As is evident from his interview with The Times recently, Max Mosley is staking F1's environmental reputation on Kinetic Energy Recovery Systems (KERS). The extent to which he is banking on this becomes even clearer in an article entitled Mosley Makes the Case for 'Green' F1 in Sky.com News. The manufacturers have accepted this, apparently, and many F1 fans do as well.
Flybrid's flywheel
But what exactly is KERS and how does it work? That question is answered quite well in yet another article, this time in the Motor Trend online magazine. Although the article assumes that we have a good deal more technical knowledge than may be the case, it does give us a general idea of how KERS can be achieved. There are two possibilities already in existence, it seems, one produced by Toyota (I can hear F1 fans shuddering at the thought), the other by Flybrid Systems LLP.
The Toyota sytem converts energy taken off at the drive train into electricity and stored in batteries. Flybrid, however, preserve the original energy source by use of a flywheel that can then feed the energy back in when required. Which all sounds very fine and dandy until one investigates a little more closely.
Apart from the weight of the system itself, Toyota's version needs at least ten gallons of oil to function properly. That's a fair bit of added weight for a F1 car and must inevitably require extra energy to carry around the circuit. Already we are seeing that nothing comes without a price and the vaunted energy recovery figures will always be offset to some extent by the energy requirements of the system itself. Any system that relies upon conversion of energy from one form into another will also suffer from a proportion of energy being wasted, this being multiplied if the energy is subsequently re-converted to another form. This also will be a problem in any attempts to use heat from the brakes as the source of energy to store and re-use.

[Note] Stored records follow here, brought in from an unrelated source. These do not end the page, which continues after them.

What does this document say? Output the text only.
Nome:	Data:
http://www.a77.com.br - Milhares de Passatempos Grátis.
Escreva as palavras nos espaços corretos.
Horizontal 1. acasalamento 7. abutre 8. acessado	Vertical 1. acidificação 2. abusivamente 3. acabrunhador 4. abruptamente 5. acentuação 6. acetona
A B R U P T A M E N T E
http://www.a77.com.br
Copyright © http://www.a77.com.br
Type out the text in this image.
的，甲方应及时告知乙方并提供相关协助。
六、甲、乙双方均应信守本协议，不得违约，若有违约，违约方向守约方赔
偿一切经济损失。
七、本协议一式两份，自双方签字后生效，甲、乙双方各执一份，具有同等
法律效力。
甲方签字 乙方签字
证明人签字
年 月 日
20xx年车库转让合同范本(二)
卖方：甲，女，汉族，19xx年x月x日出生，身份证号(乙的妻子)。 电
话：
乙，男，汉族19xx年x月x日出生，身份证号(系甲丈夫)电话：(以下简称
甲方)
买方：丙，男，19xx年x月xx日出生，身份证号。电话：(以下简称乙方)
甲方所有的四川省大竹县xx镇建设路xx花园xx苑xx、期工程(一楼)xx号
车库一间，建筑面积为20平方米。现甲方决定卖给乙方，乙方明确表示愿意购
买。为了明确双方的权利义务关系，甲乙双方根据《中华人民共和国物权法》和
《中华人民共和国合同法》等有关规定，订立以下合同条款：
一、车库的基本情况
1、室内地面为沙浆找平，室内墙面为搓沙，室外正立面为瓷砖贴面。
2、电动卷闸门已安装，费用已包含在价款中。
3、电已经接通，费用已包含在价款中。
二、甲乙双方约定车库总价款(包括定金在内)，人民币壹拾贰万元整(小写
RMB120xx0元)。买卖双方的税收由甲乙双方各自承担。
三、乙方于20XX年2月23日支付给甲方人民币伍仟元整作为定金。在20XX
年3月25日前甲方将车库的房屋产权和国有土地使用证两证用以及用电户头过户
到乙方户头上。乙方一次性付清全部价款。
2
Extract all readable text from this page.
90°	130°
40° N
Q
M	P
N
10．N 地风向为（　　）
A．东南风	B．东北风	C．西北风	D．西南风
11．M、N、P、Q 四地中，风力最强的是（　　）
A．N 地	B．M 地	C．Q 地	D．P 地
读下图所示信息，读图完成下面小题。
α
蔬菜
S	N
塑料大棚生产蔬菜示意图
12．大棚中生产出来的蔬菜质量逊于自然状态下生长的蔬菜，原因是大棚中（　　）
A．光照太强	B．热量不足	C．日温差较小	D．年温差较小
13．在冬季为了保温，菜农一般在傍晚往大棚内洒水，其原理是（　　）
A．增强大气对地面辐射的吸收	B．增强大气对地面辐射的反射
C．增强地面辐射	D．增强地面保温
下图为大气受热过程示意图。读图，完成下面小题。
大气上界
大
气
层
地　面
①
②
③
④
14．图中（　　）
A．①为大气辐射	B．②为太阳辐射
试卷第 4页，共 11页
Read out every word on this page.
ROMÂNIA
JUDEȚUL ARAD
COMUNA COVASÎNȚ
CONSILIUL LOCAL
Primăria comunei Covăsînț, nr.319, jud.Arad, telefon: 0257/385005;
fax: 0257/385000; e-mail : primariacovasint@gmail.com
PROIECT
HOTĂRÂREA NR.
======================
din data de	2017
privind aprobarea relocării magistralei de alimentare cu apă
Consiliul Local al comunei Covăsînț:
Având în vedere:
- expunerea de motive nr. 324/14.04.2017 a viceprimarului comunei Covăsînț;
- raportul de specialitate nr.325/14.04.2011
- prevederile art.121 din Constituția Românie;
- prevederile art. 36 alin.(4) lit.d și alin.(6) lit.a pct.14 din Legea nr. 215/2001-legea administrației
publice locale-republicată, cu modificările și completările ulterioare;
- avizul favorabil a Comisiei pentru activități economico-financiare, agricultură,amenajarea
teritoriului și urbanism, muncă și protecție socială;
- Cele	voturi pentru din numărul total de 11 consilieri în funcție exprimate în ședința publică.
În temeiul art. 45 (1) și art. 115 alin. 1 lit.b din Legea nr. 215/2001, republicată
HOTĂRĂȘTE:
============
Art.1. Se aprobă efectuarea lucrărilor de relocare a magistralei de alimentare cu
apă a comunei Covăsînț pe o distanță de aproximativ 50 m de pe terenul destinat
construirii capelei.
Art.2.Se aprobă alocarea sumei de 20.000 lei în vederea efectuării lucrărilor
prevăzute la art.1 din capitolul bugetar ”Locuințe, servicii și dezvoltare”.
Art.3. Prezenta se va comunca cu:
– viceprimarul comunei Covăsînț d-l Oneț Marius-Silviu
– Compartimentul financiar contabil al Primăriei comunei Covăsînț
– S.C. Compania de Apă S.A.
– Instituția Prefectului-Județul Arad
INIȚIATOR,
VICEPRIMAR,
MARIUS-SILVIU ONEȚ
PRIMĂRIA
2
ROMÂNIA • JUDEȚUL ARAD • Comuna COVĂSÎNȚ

The Flybrid system is considerably more efficient than Toyota's and has the advantage of not requiring energy conversion. Total weight is 55 pounds and it supplies the energy allowed according to F1 regulations. Once again, however, problems appear when we go into a bit more detail.
The flywheel will spin at 64,500 rpm, a speed that makes F1 engines look puny, even if allowed to go to 20,000 rpm. Less of a problem because of its simplicity and small size, the flywheel still gives rise to requirements that may not be so welcome. Special materials are required for the construction of the system and one wonders whether all are covered by the FIA's shortened list of permitted materials. This also implies considerable cost in manufacture, yet another clash with the FIA's cost-cutting drive. A figure of $1,000 per car is mentioned but this is only a theoretical estimate were the system to go into mass production for use in road cars. Add to all this the fact that extra energy will be required from the engine to get the flywheel up to speed and things do not look so great after all.
My point is not that KERS cannot save energy but more that it is less of a benefit than its proponents would have us think. Everything has its price and the ultimate saving in energy is tiny compared to the power produced by a modern F1 engine. KERS can only ever be a minor factor in any genuine attempt to limit the energy consumption of F1.
If Max expects KERS to take the heat from environmentalists off the sport, he is sadly mistaken. They will recognize it for what it is: a cosmetic applied to hide the truth. It is only a change to engines that do not require fossil fuels that will satisfy the green movement; anything else is just fiddling while Rome burns. Ideas such as KERS may have their place in road car manufacture but F1 needs to be spending its money in much more radical areas. Were the manufacturers to start now in designing hydrogen-powered engines, they could be ready in a few years to dump fossil fuels completely. KERS is just a waste of time and money for the sport.